Sunday, July 4, 2010

July 4th at the Rappahannock County Fireworks Show


America! America the beautiful! America the proud and strong and brave! America: a masterpiece of social theater! America: the greatest experiment of the modern age!

Wow, I am still really amped-up about my country and the love I have for it and its people. And no wonder! It's Independence Day, and I just partook in festively recalling, with hundreds of my compatriots, why our grand nation is so worth revering.

But I'll get around to reviewing America and its glory at a later date. For now, I'll stick with the Everytown, USA family fireworks and music revelry I just attended.

Let me set the scene for you: The Appalachian mountains are in the near distance at all sides, in all their azure, lumpy magnificence. The landscape along the single-lane highway is mostly green and golden pasture, with barns and farm homes sprinkled atop the hills, and star-spangled banners occasionally waving. Stately cows are dutifully munching the grass and being all cowy, like they do—like every good, American cow does.

A few miles outside the closest town, most of the 2,000 or so members of this bountiful, rural Virginian mountain county gathered this evening in a small, grassy valley to consume home-brewed libations and home-cooked succulency—to celebrate our freedom by freely choosing to eat and drink freely. God bless this country. God bless liberty!

It cost $20 per car to get into the festival. That might sound steep to you, but hey: fireworks ain't free. Also, the proceeds went to the local fire department, which is a good thing considering how dry it can get around these parts. One of these years a fireworks show will ignite a massive field and forest inferno that will devastate the entire county, so we had better start saving up.

There was a blues band on a small stage, complete with electrified guitars and bass, drums, a sax, and a well-intoxicated singer belting out and slurring our favorite anthems: "Ride, Sally, Ride"; that one that goes "Nah, Nah-Nah-Nah-Naaaah, Nah-Nah-Nah-Naaah Nah-Nah-Naaah Nah-Nah-Naaah, Nah-Nah-Nah-Naaaaah"; and others.

The music really made me think: too many people are too disconnected from the true meaning of our holidays. Thanksgiving isn't about football, it's about food. Halloween isn't about ghosts and black magic, it's about candy. Valentine's Day isn't about love or St. Valentine, it's about the colors red, pink, and magenta. And Independence Day isn't about the day America finally secured its independence, or the document stating our inalienable right to it, it's about being American. So what trait makes us American more than anything else? Being LOUD. And believe me, the event planners of Rappahannock County know that. Their PA goes up to 12, at least.

And so, once night fell and the crowd was about to explode with anticipation of the main act, the rockets blazed and bursted in air with a glare of reds, greens, purples, and golds, dazzling all who beheld it with its grandiosity, power, and all-American volume.

Many are too quick to judge Americans for being overly dramatic and overly simplistic. That may be true in some settings, but when it comes to a fireworks show, we're simply shooting for the stars; we have high standards, we take it seriously, and it shows. There was a rhythm and flow to the launching and explosions; there were adeptly layered and blended hues; the more spectacular fireworks were interspersed throughout the show so that they always took the audience by surprise; and there wasn't just one false finale, but TWO. When we put on a fireworks show, it's a work of art.

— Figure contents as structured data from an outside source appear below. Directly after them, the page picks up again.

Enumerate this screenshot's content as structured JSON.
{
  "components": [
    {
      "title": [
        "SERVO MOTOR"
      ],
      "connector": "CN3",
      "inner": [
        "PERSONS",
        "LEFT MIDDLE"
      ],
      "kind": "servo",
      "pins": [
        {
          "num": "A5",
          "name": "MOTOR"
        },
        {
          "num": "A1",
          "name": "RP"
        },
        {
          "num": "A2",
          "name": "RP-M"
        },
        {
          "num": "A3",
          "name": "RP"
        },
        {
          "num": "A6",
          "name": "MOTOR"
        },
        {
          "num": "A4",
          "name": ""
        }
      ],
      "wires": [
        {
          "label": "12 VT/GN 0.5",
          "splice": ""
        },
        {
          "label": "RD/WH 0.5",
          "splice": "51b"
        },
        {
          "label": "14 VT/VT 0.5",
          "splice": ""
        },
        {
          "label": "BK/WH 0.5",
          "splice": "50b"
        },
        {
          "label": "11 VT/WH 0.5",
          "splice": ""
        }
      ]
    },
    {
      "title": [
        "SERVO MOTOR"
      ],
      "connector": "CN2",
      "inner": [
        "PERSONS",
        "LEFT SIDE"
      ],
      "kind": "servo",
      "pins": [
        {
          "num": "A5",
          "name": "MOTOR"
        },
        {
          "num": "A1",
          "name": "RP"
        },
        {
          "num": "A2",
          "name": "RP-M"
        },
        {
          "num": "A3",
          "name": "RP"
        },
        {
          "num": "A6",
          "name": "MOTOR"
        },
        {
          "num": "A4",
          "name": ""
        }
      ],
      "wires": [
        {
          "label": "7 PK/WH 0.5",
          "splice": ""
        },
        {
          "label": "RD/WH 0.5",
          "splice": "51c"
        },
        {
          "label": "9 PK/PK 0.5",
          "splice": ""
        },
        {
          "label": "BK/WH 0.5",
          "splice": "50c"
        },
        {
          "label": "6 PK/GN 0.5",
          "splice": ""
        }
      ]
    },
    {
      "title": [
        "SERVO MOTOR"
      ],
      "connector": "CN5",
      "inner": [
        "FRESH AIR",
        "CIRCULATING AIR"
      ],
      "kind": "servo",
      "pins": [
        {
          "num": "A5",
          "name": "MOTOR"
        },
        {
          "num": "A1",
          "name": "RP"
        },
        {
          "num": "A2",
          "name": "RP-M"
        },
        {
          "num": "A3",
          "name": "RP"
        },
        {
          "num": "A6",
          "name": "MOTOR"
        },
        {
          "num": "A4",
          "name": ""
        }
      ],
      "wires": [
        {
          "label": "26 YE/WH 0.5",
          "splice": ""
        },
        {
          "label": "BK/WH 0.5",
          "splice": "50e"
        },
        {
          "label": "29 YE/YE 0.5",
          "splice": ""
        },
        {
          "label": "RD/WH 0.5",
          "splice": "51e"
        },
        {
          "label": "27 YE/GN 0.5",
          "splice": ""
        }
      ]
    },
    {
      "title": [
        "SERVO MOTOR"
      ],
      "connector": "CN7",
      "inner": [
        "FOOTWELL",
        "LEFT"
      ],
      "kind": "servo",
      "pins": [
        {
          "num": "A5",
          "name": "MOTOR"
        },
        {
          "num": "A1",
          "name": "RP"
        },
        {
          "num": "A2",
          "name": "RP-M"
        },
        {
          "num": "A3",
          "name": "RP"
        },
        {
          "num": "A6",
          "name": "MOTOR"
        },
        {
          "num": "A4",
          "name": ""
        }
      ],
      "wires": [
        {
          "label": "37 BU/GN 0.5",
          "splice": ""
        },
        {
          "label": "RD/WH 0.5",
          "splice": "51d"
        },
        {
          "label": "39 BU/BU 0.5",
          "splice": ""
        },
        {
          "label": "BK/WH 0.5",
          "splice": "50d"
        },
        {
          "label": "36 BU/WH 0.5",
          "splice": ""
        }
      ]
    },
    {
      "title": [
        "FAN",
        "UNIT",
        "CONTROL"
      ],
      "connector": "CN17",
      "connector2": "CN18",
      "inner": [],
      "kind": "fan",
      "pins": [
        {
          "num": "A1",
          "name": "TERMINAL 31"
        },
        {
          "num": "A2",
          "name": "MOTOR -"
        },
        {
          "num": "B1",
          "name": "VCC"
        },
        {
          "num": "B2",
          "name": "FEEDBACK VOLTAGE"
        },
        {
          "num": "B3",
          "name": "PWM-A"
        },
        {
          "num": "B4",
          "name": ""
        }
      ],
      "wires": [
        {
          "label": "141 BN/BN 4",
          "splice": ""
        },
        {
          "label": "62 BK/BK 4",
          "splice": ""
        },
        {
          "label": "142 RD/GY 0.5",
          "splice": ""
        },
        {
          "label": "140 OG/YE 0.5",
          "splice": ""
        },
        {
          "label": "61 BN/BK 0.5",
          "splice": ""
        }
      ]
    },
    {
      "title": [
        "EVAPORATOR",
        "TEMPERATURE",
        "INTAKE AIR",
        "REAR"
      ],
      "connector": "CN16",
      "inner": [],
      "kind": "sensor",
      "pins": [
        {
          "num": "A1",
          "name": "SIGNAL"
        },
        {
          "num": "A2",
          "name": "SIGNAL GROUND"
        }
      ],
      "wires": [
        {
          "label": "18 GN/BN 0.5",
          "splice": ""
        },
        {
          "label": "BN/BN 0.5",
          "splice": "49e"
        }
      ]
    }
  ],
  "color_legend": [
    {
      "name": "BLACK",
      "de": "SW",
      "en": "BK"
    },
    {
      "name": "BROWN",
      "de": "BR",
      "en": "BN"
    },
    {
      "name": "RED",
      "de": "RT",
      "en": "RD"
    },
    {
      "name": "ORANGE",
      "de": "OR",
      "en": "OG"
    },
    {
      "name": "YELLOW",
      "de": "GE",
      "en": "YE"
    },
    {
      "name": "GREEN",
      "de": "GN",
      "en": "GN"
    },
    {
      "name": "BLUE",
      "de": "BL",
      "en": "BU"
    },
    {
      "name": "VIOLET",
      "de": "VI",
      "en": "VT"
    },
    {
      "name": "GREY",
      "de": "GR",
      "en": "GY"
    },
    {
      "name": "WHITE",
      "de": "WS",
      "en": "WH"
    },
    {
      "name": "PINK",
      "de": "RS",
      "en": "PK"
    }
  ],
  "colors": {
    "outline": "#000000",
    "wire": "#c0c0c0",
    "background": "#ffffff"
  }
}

An explosive work of art. A firework of art.

Ah, Americans. What mysteriously beautiful creatures. We sailed across the ocean to a strange new land, created a strange new identity, and constructed a new kind of society: one in which all people, strange and beautiful, are believed equally made, and are thus equally entitled to be free. And loud. And hungry and sparkling and drunk and creative and dorky and dramatic and...whatever! We’re a young country yet, and still working out the kinks. We’re still experimenting. Sometimes we falter and fail, sometimes we’re crude and cruel—and yes, once in a while, maybe a little too loud—but sometimes…we are positively dazzling.